The defence did not disagree with the facts of the case but rather suggested that, retrospectively, the likelihood of an individual actually inhaling the dust was low. Legally, the term risk means the possibility of danger - but they were arguing that the probability was low. Of course, with a one-off exposure there may be very low probability of harm but this is not so for continual exposures, which they have no control over.

BJC  
#5 Posted : 29 June 2012 14:49:02(UTC)
Rank: Guest
Guest

They need to make the law simpler eg now not only do we have licensed noifiable work but non licensed notifiable work and of course non licensed non notifiable work - it beggars belief.
boblewis  
#6 Posted : 29 June 2012 15:13:36(UTC)
Rank: Super forum user
boblewis

Law is simple

Manage and assess ALL work on or near asbestos containing materials to prevent relase of fibre into the local or external environment. As I read the facts there was insufficient attention paid to the risk assessment merely an assumption that the work was low level and sporadic.

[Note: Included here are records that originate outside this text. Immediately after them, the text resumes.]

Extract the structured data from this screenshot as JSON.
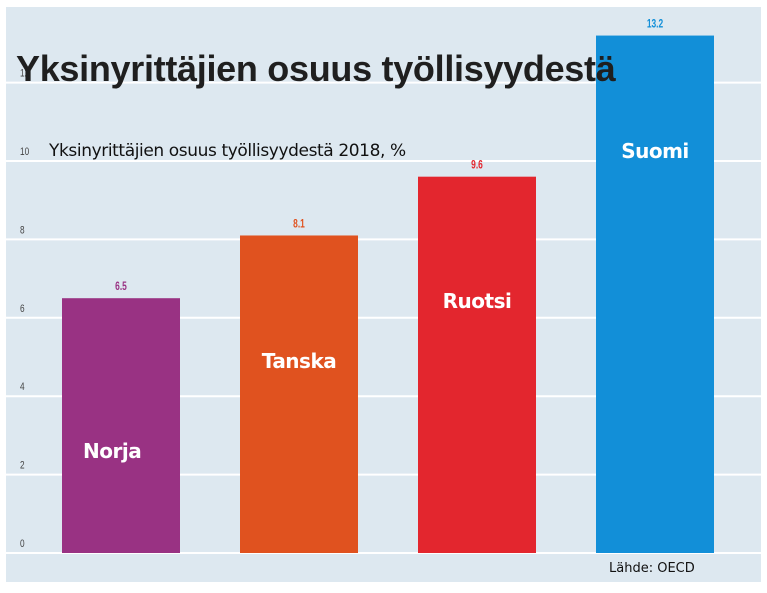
{
  "chart_data": {
    "type": "bar",
    "title": "Yksinyrittäjien osuus työllisyydestä",
    "subtitle": "Yksinyrittäjien osuus työllisyydestä 2018, %",
    "categories": [
      "Norja",
      "Tanska",
      "Ruotsi",
      "Suomi"
    ],
    "values": [
      6.5,
      8.1,
      9.6,
      13.2
    ],
    "value_labels": [
      "6.5",
      "8.1",
      "9.6",
      "13.2"
    ],
    "colors": [
      "#993283",
      "#e0521f",
      "#e3262e",
      "#128fd8"
    ],
    "yticks": [
      0,
      2,
      4,
      6,
      8,
      10,
      12
    ],
    "ylim": [
      0,
      13.5
    ],
    "xlabel": "",
    "ylabel": "",
    "grid": true,
    "legend": "none",
    "source": "Lähde: OECD"
  }
}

The problems exist when people are trying to get the work done as quickly and cheaply as possible without proper management and assessment. Perhaps a good path forward is to make ALL work licensed without options!!!!! At least then the work would be properly managed and set up to avoid/reduce risk of exposure and fibre spread to minimum.

Bob
RayRapp  
#7 Posted : 30 June 2012 08:43:52(UTC)
Rank: Super forum user
RayRapp

Bob

The problem with making all asbestos work licensed is that even more builders will exposure workers and others by not ensuring asbestos work is properly managed and removed to save time and money.

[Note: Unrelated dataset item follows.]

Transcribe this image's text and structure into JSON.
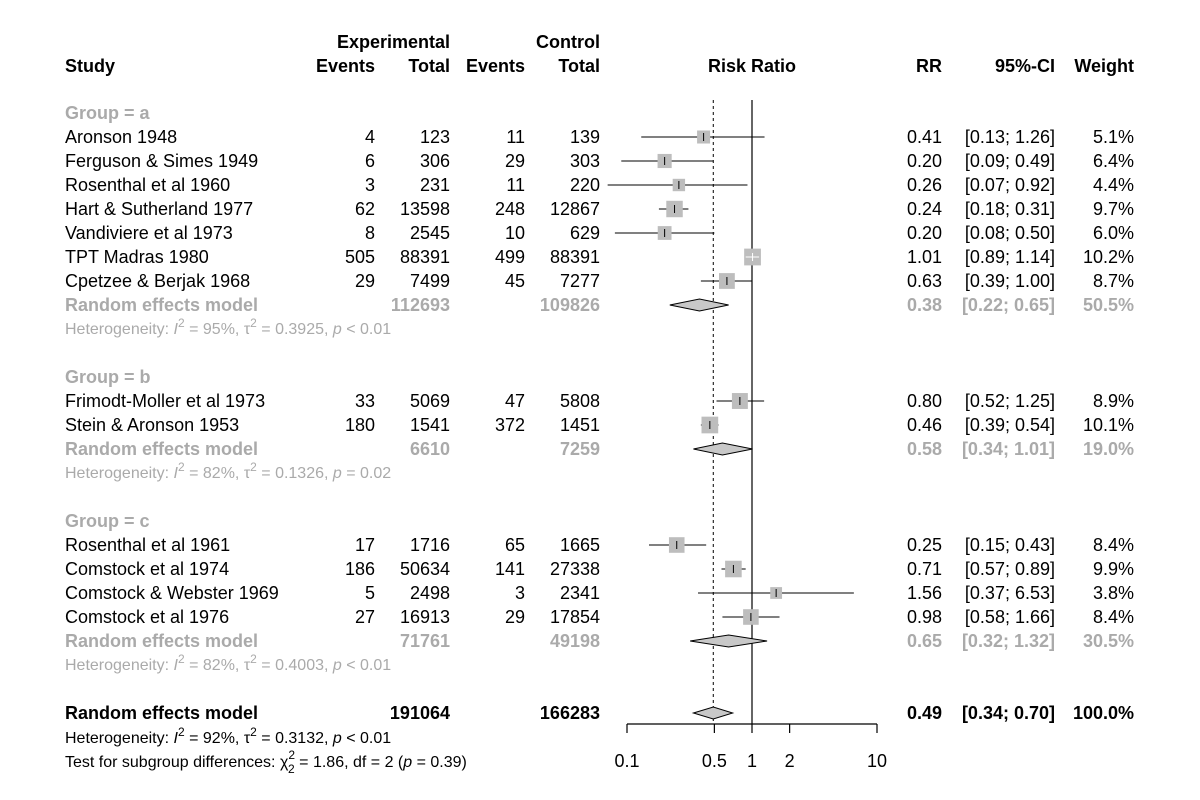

I was recently asked to provide RAMS by a friend for a strip out of a flat, when I queried about the asbestos D&R survey I was told that it was not necessary as the building was only 20 years old! I of course corrected my friend. However nothing else was heard. This was a £300k job with bonifide top end designers involved. Until h&s laws are properly enforced and meaningful sentences imposed on those who break the law non-compliance will continue unabated.
blodwyn  
#8 Posted : 03 July 2012 11:41:30(UTC)
Rank: Forum user
blodwyn

DJ where did you find this article please? Meed it urgently.

Kind regards
Clare
Phillips20760  
#9 Posted : 03 July 2012 13:47:07(UTC)
Rank: Forum user
Phillips20760

Is the OP is leaning towards the fact that such a judgement could give rise to risk avoidance if there is a heightened public perception of a particular risk - and more worrying throwing SFAIRP out of the window...? (point 4 in the verdict..)

I think I see where you are coming from DJ, but unsure if that is the intention of the verdict - I'll have to read the case in more detail.